This year, we expect several trends to drive the growth of global e-commerce. As companies continue to focus on managing spend and increasing profitability, they will look for ways to increase real-time visibility and control over their finances.
Financial collaboration between trading partners through e-invoicing and transactions over interoperable business commerce networks will continue to increase as companies realize the value that they deliver in visibility, cost savings and improved buyer/supplier relationships. A recent study from Billentis reported that the potential cost savings of e-invoicing is estimated to be as much as 60-80% compared to traditional paper-based processing. We saw growth in this area last year and expect it to continue. In the 2012 e-invoicing study commissioned by Basware, 73% of respondents globally used electronic invoicing to some degree compared to 59% in 2011. Legislative requirements, improvements in connectivity solutions and market awareness will further support this growth.
Analytics will continue to be critical in helping companies uncover financial bottlenecks and opportunities for costs savings. By gathering information across a business commerce network of trading partners, companies will gain greater insights beyond their internal organization. For example, they can uncover procurement and payment trends, optimize performance of the transactional network, and identify opportunities across the financial supply chain for accelerated payments, factoring or other strategies. With this insight across the entire P2P extended network, companies can improve their cash-to-cash conversion cycles and critical performance indicators such as DSOs (days sales outstanding) and DPOs (days payment outstanding).
Cloud-based solutions for finance will increase in popularity since it enables companies of all sizes –SMBs as well as enterprises –to benefit from efficiencies and cost savings. With cloud-based solutions, Accounts Payable and Finance departments can be agile and easily respond to changes in economic conditions, regulations or company developments without involving IT resources. Security will continue to be at the heart of cloud offerings, with providers maintaining the highest levels of security across all financial transactions and business interactions.
Mobile apps will continue to grow, as workers become increasingly accustomed to using the same devices (i.e., smart phones and tablets) at work, as they do at home. Finance departments will continue to see the value of mobile apps for approving invoices and purchase requisitions.
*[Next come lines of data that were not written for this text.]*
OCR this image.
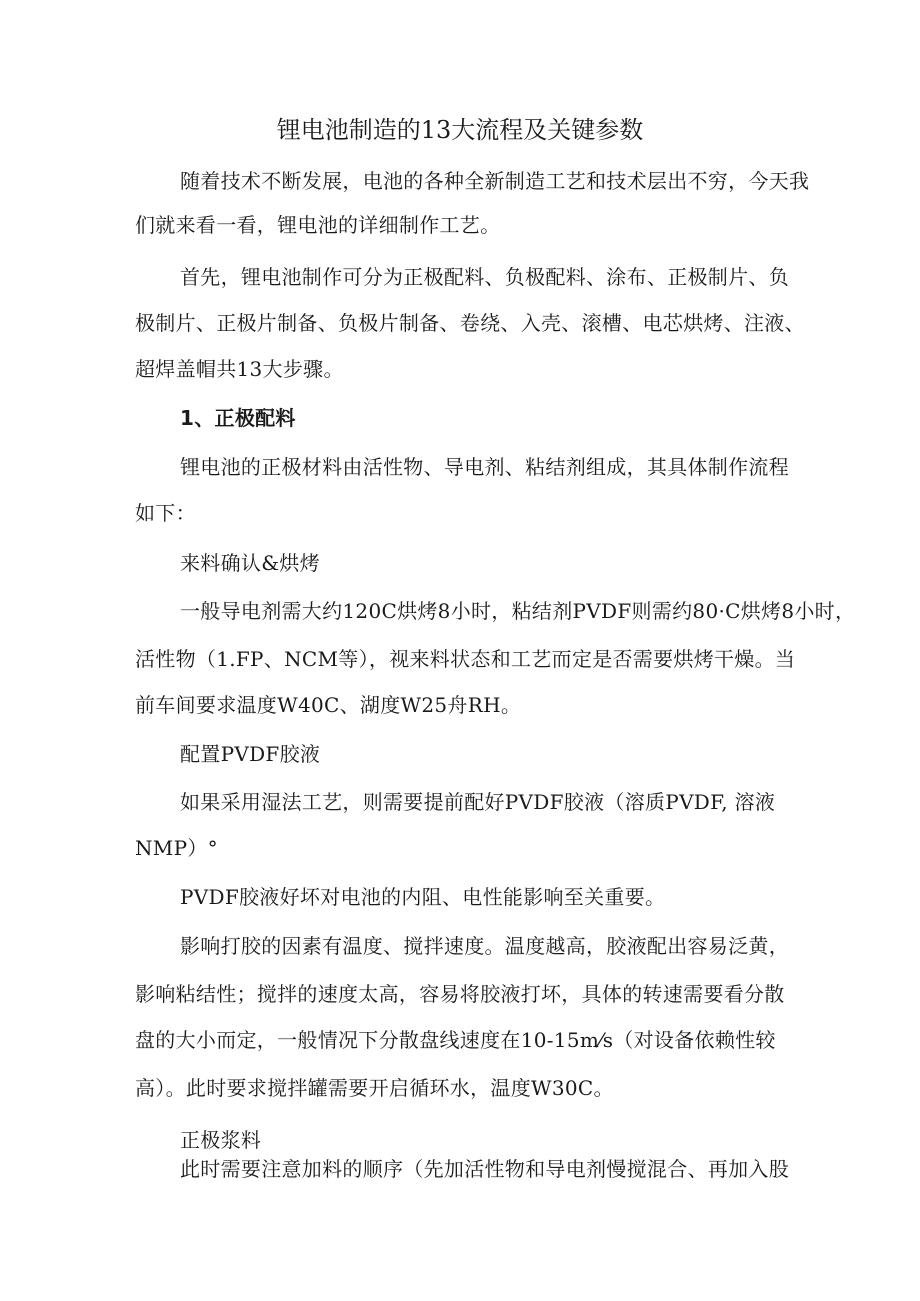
锂电池制造的13大流程及关键参数
随着技术不断发展，电池的各种全新制造工艺和技术层出不穷，今天我
们就来看一看，锂电池的详细制作工艺。
首先，锂电池制作可分为正极配料、负极配料、涂布、正极制片、负
极制片、正极片制备、负极片制备、卷绕、入壳、滚槽、电芯烘烤、注液、
超焊盖帽共13大步骤。
1、正极配料
锂电池的正极材料由活性物、导电剂、粘结剂组成，其具体制作流程
如下：
来料确认&烘烤
一般导电剂需大约120C烘烤8小时，粘结剂PVDF则需约80·C烘烤8小时，
活性物（1.FP、NCM等），视来料状态和工艺而定是否需要烘烤干燥。当
前车间要求温度W40C、湖度W25舟RH。
配置PVDF胶液
如果采用湿法工艺，则需要提前配好PVDF胶液（溶质PVDF, 溶液
NMP）°
PVDF胶液好坏对电池的内阻、电性能影响至关重要。
影响打胶的因素有温度、搅拌速度。温度越高，胶液配出容易泛黄，
影响粘结性；搅拌的速度太高，容易将胶液打坏，具体的转速需要看分散
盘的大小而定，一般情况下分散盘线速度在10-15m⁄s（对设备依赖性较
高）。此时要求搅拌罐需要开启循环水，温度W30C。
正极浆料
此时需要注意加料的顺序（先加活性物和导电剂慢搅混合、再加入股
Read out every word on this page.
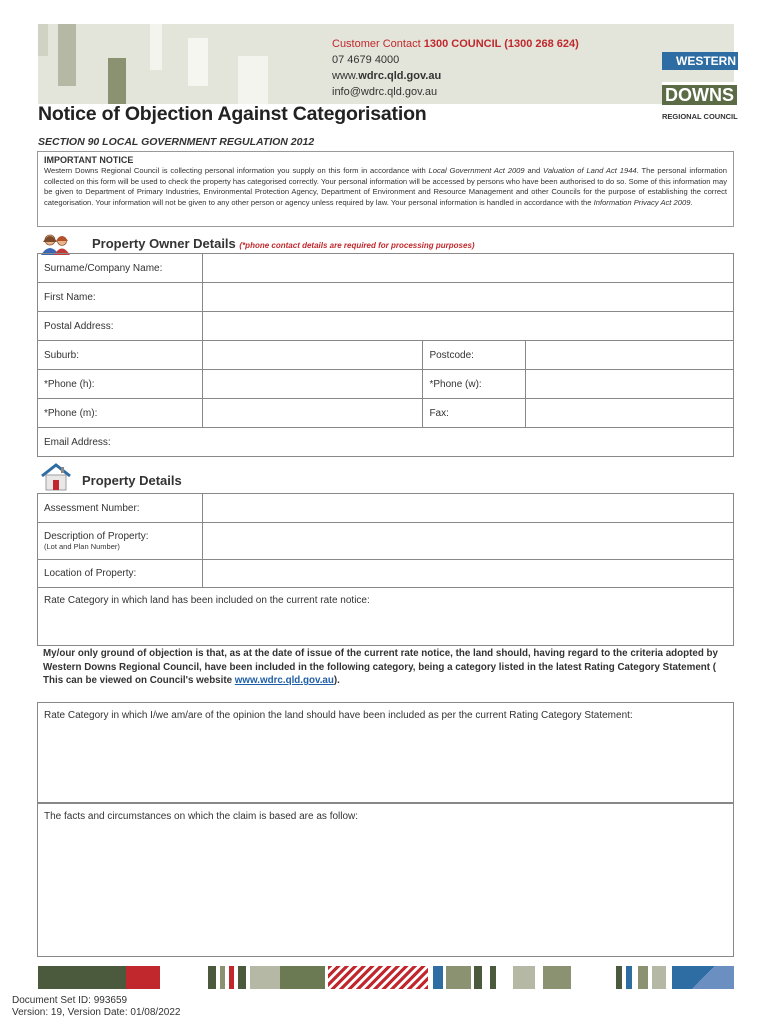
Customer Contact 1300 COUNCIL (1300 268 624)
07 4679 4000
www.wdrc.qld.gov.au
info@wdrc.qld.gov.au
WESTERN
DOWNS
REGIONAL COUNCIL
Notice of Objection Against Categorisation
SECTION 90 LOCAL GOVERNMENT REGULATION 2012
IMPORTANT NOTICE
Western Downs Regional Council is collecting personal information you supply on this form in accordance with Local Government Act 2009 and Valuation of Land Act 1944. The personal information collected on this form will be used to check the property has categorised correctly. Your personal information will be accessed by persons who have been authorised to do so. Some of this information may be given to Department of Primary Industries, Environmental Protection Agency, Department of Environment and Resource Management and other Councils for the purpose of establishing the correct categorisation. Your information will not be given to any other person or agency unless required by law. Your personal information is handled in accordance with the Information Privacy Act 2009.
Property Owner Details (*phone contact details are required for processing purposes)
Surname/Company Name:			
First Name:			
Postal Address:			
Suburb:		Postcode:	
*Phone (h):		*Phone (w):	
*Phone (m):		Fax:	
Email Address:			
Property Details
Assessment Number:	

Description of Property:
(Lot and Plan Number)	

Location of Property:	
Rate Category in which land has been included on the current rate notice:
My/our only ground of objection is that, as at the date of issue of the current rate notice, the land should, having regard to the criteria adopted by Western Downs Regional Council, have been included in the following category, being a category listed in the latest Rating Category Statement ( This can be viewed on Council's website www.wdrc.qld.gov.au).
Rate Category in which I/we am/are of the opinion the land should have been included as per the current Rating Category Statement:
The facts and circumstances on which the claim is based are as follow:
Document Set ID: 993659
Version: 19, Version Date: 01/08/2022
By enabling real-time anywhere, anytime access, businesses can speed up the review and approval cycles of invoice and requisition processing, providing data visibility and actionable performance insight on the move.
These trends will enable companies to gain greater visibility and control over their finances as well as conduct effective P2P transactions, identify savings opportunities, and better manage cash flow and spend. All in all, it sounds like it will be a good year for finance.